If everyone flees when you pull Brussels sprouts from the freezer, consider going beyond the boil-and-butter routine. Braise the sprouts to bring out their nutty, sweet side. Start with the first step of caramelizing them slightly in the pan. The round vegetables are then infused with additional flavor by simmering them in a covered pot with a small amount of broth, wine or other flavorful liquid. You can thaw the frozen vegetables overnight, but they'll taste fresher if you quickly cook the sprouts and begin the braising process.
Things You'll Need
- 10-inch skillet
- Butter or oil
- Onions and garlic, optional
- Wooden spoon
- Wine, broth or other liquid
Boil a small amount of water in a saucepan and place the frozen Brussels sprouts in the pan. Once the water comes to a boil, cover the pan and let the sprouts cook until they are no longer frozen, yet not quite tender.

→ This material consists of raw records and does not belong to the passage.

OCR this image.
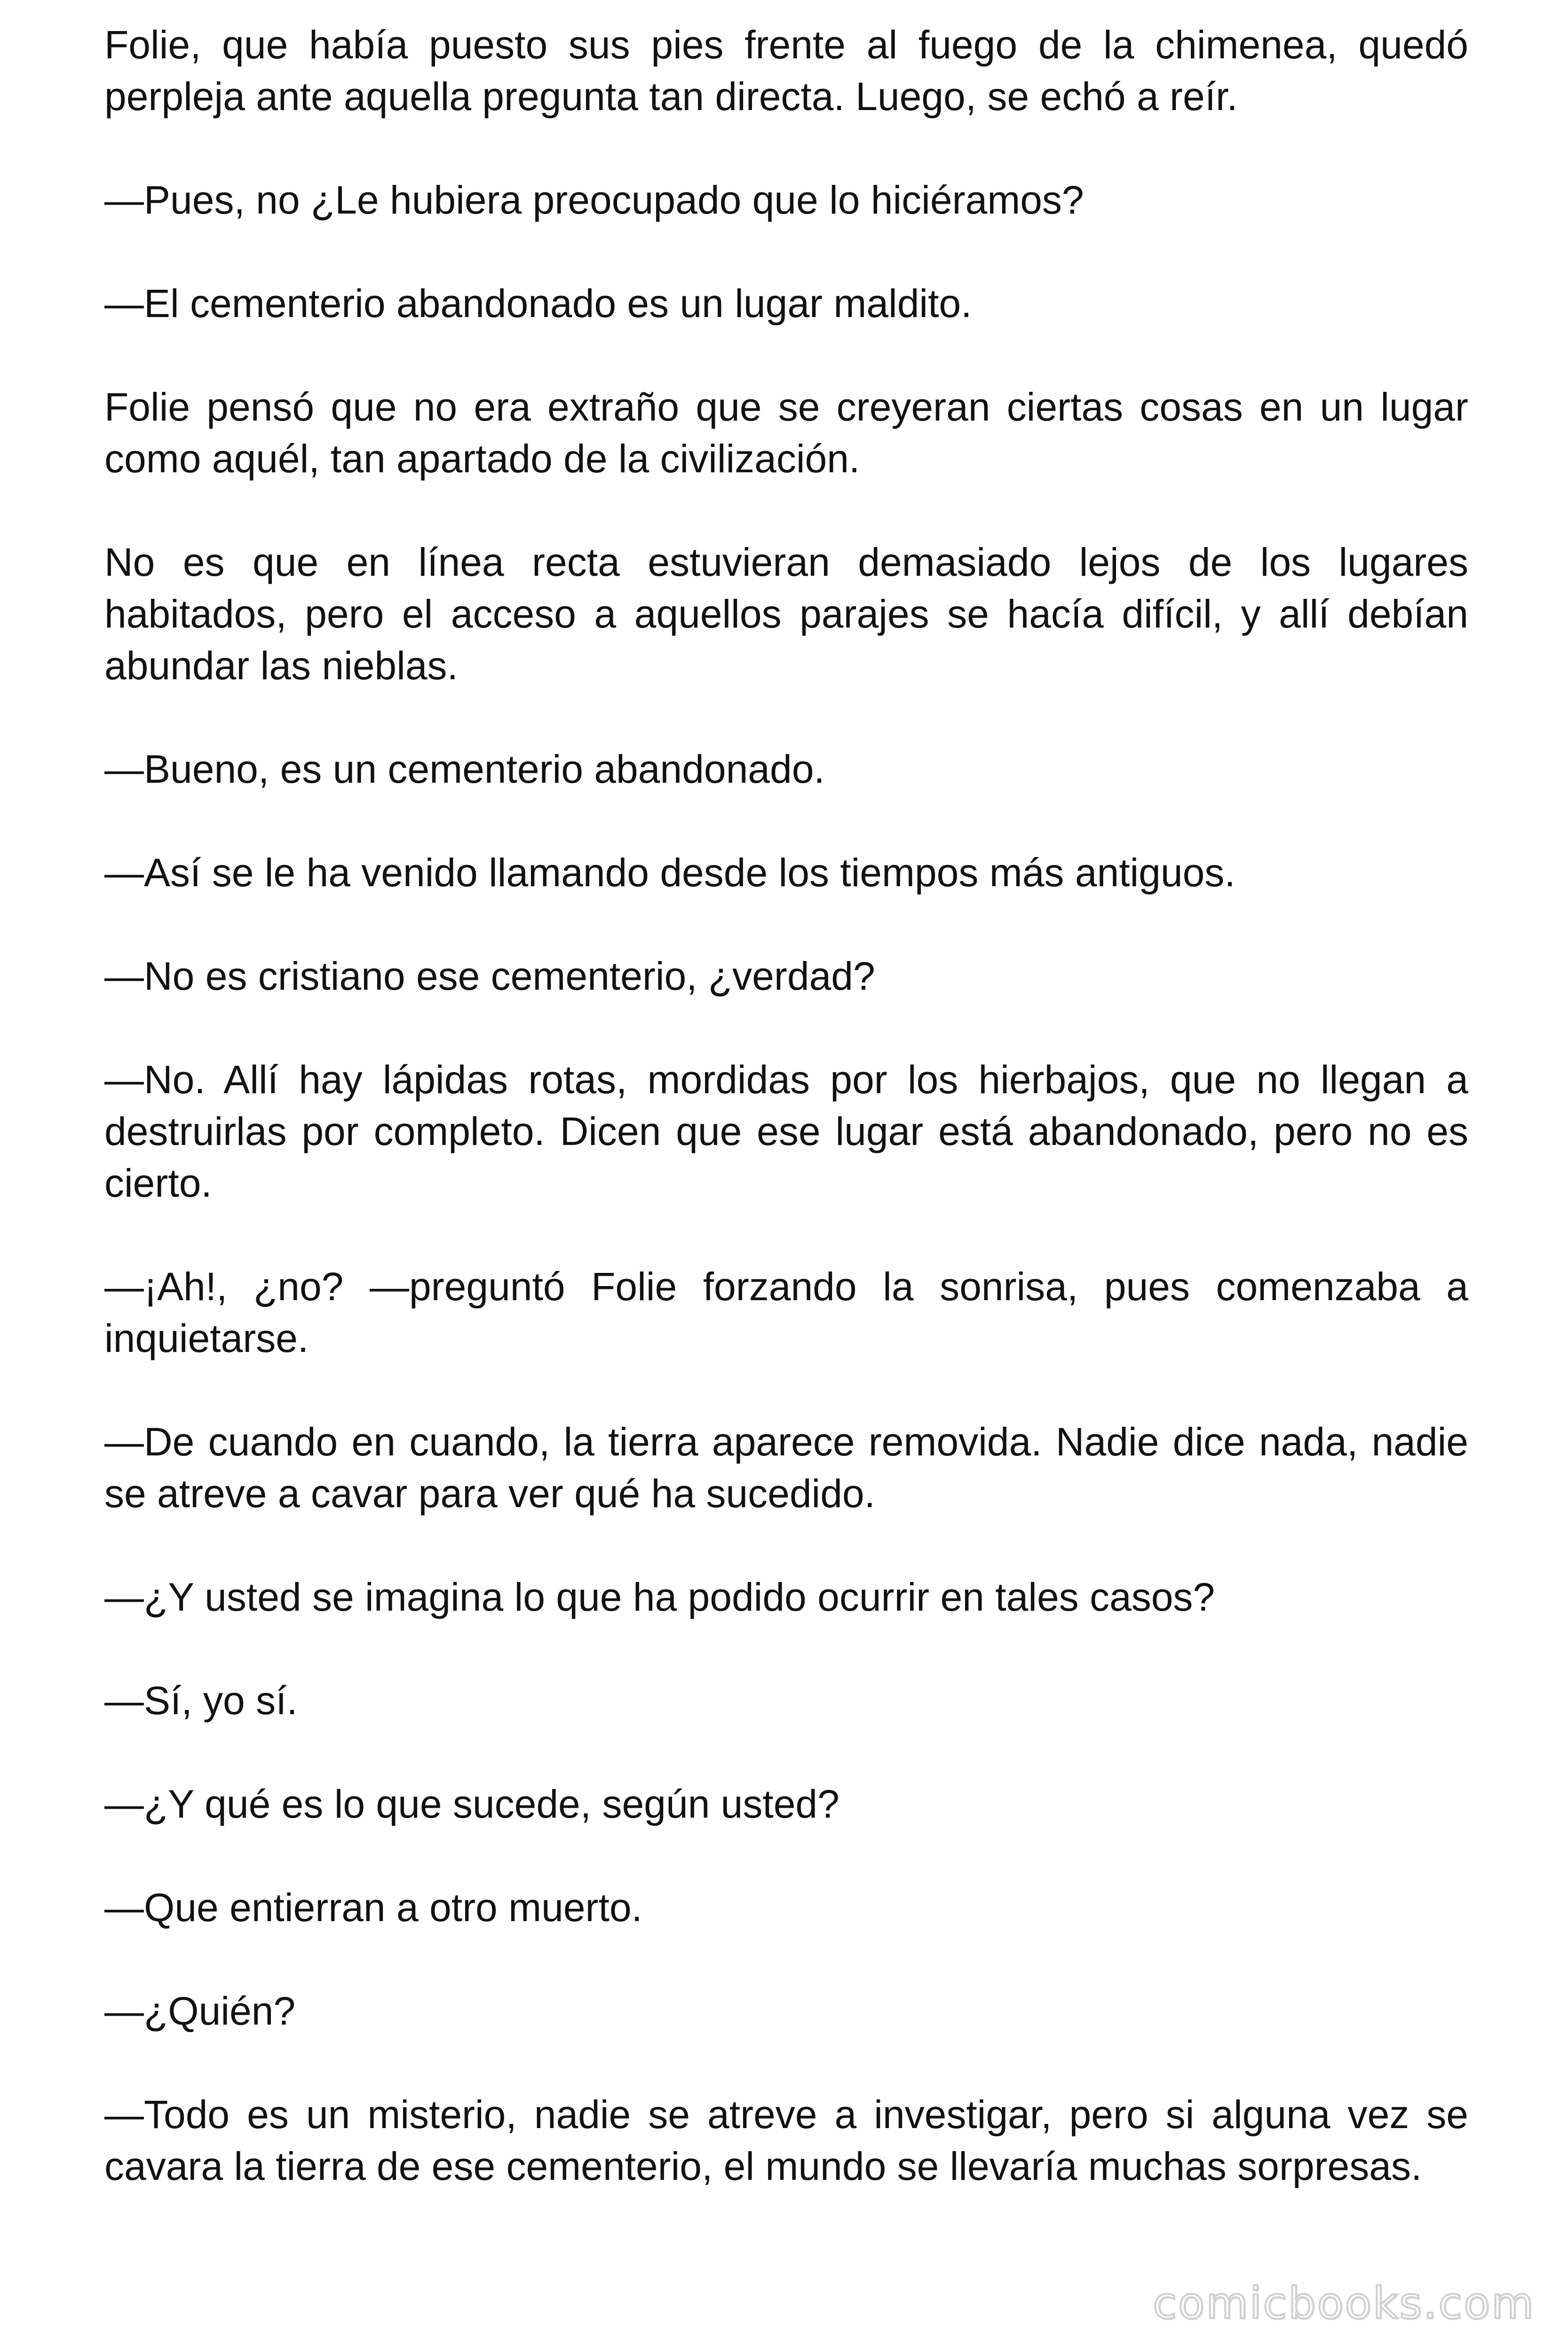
Folie, que había puesto sus pies frente al fuego de la chimenea, quedó perpleja ante aquella pregunta tan directa. Luego, se echó a reír.

—Pues, no ¿Le hubiera preocupado que lo hiciéramos?

—El cementerio abandonado es un lugar maldito.

Folie pensó que no era extraño que se creyeran ciertas cosas en un lugar como aquél, tan apartado de la civilización.

No es que en línea recta estuvieran demasiado lejos de los lugares habitados, pero el acceso a aquellos parajes se hacía difícil, y allí debían abundar las nieblas.

—Bueno, es un cementerio abandonado.

—Así se le ha venido llamando desde los tiempos más antiguos.

—No es cristiano ese cementerio, ¿verdad?

—No. Allí hay lápidas rotas, mordidas por los hierbajos, que no llegan a destruirlas por completo. Dicen que ese lugar está abandonado, pero no es cierto.

—¡Ah!, ¿no? —preguntó Folie forzando la sonrisa, pues comenzaba a inquietarse.

—De cuando en cuando, la tierra aparece removida. Nadie dice nada, nadie se atreve a cavar para ver qué ha sucedido.

—¿Y usted se imagina lo que ha podido ocurrir en tales casos?

—Sí, yo sí.

—¿Y qué es lo que sucede, según usted?

—Que entierran a otro muerto.

—¿Quién?

—Todo es un misterio, nadie se atreve a investigar, pero si alguna vez se cavara la tierra de ese cementerio, el mundo se llevaría muchas sorpresas.

comicbooks.com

Rinse the cooked Brussels sprouts in cold water and drain them.
Heat a small amount of oil in a skillet turned to medium high. If you wish, brown onions and garlic in the oil first. Add Brussels sprouts and stir them for about 1 minute or until they brown.
Pour cooking liquid and optional seasonings into the pan. For every 1 to 2 pounds of Brussels sprouts, use about 1 cup of liquid. Turn the heat to medium-low to achieve a simmer, then cover and cook the sprouts for about 7 minutes.
Remove the lid and check the sprouts. They will likely need about 5 more minutes of simmering, uncovered, before the liquid is mostly gone.
Stir the Brussels sprouts gently to coat them with the flavorful glaze left in the pan. Remove herb sprigs, if used, and spoon the braised vegetables into a serving bowl. Drizzle the sprouts with remaining liquid from the pan.
Tips & Warnings
- To make the spherical veggies even more bite sized, cut the Brussels sprouts in half after they have been briefly cooked and rinsed.
- If you wish, you can finish the braising process by adding a dollop of cream and simmering 4 to 5 additional minutes. Mix the sprouts well with the remaining creamy glaze before serving.
- When serving Brussels sprouts with meat, consider browning the meat in the skillet before continuing to cook it elsewhere. Use the resulting drippings instead of oil or butter as the fat in which you brown the sprouts.
- Potential ingredients to stir into the braised Brussels sprouts just before serving include pine nuts, chestnuts, shaved Parmesan cheese or crumbled bacon.